US Airways raises pressure in bid to gain London access Asks halt to British Airways route if Gatwick blocked

March 13, 1998|By KNIGHT-RIDDER NEWS SERVICE

CHARLOTTE, N.C. -- US Airways has upped the stakes in its battle for Charlotte-to-London service, asking regulators to cancel a British Airways New York-to-London flight if the Charlotte flight is blocked by a lack of access to Gatwick Airport.

In a complaint filed yesterday with the Department of Transportation, US Airways said the department "must not countenance the United Kingdom's shackling of US Airways and protection of British Airways' monopoly [on Charlotte service]."

Although US Airways' Charlotte-London flight has been approved under the treaty governing flights between the United States and Britain, Gatwick authorities have refused to allocate takeoff and landing times. Airlines must secure such commitments, called "slots," before they can operate at congested airports.

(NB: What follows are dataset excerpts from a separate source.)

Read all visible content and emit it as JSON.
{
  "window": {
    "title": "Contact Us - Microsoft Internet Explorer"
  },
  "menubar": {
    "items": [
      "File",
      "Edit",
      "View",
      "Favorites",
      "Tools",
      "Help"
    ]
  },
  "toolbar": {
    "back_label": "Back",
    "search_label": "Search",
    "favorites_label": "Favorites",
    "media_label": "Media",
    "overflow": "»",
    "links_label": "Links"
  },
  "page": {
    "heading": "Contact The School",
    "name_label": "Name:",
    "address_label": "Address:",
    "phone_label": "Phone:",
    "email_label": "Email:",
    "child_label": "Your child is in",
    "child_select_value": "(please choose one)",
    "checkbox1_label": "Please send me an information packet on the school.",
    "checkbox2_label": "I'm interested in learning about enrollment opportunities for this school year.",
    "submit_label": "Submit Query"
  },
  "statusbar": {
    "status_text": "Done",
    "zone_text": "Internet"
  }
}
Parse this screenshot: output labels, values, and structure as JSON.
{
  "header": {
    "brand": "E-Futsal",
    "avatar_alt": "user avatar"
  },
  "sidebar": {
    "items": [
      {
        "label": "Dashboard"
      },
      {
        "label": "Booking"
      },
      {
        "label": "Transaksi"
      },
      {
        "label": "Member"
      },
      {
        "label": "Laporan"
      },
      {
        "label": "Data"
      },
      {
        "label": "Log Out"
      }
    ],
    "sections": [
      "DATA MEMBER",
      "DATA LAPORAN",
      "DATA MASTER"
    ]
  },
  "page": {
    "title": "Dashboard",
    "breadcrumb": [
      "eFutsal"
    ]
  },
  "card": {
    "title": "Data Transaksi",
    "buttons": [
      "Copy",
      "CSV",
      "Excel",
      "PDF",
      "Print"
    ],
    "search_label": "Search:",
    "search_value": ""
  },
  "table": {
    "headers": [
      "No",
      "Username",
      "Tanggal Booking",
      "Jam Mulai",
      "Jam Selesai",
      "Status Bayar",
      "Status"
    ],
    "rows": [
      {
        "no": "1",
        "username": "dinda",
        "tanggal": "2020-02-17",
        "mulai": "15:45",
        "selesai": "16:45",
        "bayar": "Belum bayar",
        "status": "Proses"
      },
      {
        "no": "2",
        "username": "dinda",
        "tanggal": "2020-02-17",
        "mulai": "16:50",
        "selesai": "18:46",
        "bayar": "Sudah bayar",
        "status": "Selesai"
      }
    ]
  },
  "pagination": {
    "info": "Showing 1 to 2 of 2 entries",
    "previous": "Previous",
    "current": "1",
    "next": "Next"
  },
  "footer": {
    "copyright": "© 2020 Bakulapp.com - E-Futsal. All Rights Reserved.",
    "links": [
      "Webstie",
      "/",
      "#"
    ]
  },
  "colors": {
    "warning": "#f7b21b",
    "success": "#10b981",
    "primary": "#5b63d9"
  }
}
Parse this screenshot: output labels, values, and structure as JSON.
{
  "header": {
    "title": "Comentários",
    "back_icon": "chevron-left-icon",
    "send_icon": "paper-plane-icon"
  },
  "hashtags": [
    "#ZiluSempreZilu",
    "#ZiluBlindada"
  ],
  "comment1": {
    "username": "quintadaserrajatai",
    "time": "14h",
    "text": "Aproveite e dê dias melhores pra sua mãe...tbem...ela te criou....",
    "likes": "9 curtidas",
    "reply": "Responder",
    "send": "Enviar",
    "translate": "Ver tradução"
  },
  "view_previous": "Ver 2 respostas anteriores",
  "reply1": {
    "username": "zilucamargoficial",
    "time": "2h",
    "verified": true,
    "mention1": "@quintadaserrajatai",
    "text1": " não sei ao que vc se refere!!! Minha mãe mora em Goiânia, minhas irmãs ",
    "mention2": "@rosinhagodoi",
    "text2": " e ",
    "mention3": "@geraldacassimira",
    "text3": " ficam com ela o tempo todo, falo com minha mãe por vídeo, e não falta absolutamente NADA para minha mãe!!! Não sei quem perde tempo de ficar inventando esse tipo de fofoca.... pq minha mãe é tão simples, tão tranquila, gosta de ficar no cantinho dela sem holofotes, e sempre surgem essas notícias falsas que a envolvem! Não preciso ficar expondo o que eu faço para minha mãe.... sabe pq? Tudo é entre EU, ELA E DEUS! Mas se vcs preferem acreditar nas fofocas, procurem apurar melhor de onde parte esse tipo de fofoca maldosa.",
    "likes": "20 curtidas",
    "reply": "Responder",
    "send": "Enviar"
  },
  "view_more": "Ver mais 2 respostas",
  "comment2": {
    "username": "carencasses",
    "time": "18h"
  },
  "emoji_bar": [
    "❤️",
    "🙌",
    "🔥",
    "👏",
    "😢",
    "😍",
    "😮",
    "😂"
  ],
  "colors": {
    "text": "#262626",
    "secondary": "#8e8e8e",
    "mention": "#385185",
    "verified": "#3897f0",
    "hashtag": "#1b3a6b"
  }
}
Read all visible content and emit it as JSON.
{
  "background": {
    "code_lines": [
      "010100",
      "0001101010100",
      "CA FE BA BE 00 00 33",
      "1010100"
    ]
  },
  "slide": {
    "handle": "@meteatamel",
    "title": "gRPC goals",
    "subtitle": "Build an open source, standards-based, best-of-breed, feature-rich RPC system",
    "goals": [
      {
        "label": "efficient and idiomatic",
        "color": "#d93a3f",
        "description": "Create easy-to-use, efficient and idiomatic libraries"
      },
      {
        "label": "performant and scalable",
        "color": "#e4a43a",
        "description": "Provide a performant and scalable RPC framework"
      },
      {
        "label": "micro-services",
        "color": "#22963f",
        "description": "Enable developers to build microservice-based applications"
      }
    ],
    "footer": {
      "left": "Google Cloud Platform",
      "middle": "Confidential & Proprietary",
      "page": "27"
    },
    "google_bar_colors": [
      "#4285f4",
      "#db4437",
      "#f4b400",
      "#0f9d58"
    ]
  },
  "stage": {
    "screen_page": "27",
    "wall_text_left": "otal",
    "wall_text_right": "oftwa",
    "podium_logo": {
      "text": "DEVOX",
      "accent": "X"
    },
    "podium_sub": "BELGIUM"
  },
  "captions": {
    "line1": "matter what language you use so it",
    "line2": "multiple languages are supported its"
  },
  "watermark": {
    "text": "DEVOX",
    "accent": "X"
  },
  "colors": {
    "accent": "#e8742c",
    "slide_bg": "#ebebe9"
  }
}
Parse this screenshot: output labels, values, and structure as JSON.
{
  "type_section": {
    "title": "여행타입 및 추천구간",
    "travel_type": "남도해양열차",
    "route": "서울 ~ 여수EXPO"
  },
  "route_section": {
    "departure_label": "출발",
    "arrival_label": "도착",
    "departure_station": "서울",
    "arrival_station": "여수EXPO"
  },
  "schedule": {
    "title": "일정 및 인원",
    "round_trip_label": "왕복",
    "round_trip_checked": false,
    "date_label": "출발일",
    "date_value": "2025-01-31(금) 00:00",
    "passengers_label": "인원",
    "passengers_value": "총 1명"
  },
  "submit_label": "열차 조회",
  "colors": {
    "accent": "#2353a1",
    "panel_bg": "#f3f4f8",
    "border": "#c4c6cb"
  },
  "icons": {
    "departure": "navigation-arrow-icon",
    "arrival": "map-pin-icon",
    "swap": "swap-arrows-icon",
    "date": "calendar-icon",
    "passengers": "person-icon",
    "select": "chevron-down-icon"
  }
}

US Airways asked the DOT to rule by Tuesday, so it will have time to gear up for the May 7 start-up. The department will review the filing before determining whether it can meet the deadline, said spokesman Bill Mosley.

The airline said it did not seek cancellation of British Airways' Charlotte-Gatwick route "so as not to penalize U.S. travelers in the Charlotte area."

But on Monday, it asked the department to block British Airways' application for London-Denver service.

Meanwhile, US Airways gained more powerful backing yesterday. Sen. Jesse Helms, a North Carolina Republican and chairman of the Senate Foreign Relations Committee, plans to enlist Secretary of State Madeleine K. Albright's help in securing the route, an aide said. Sen. Ernest Hollings of South Carolina, ranking Democrat on the committee overseeing the DOT, has also pledged his support.

British Airways spokesman John Lampl said: "There is no basis for sanctions against British Airways. US Airways knows full well that British Airways does not control slots at Gatwick or anywhere else."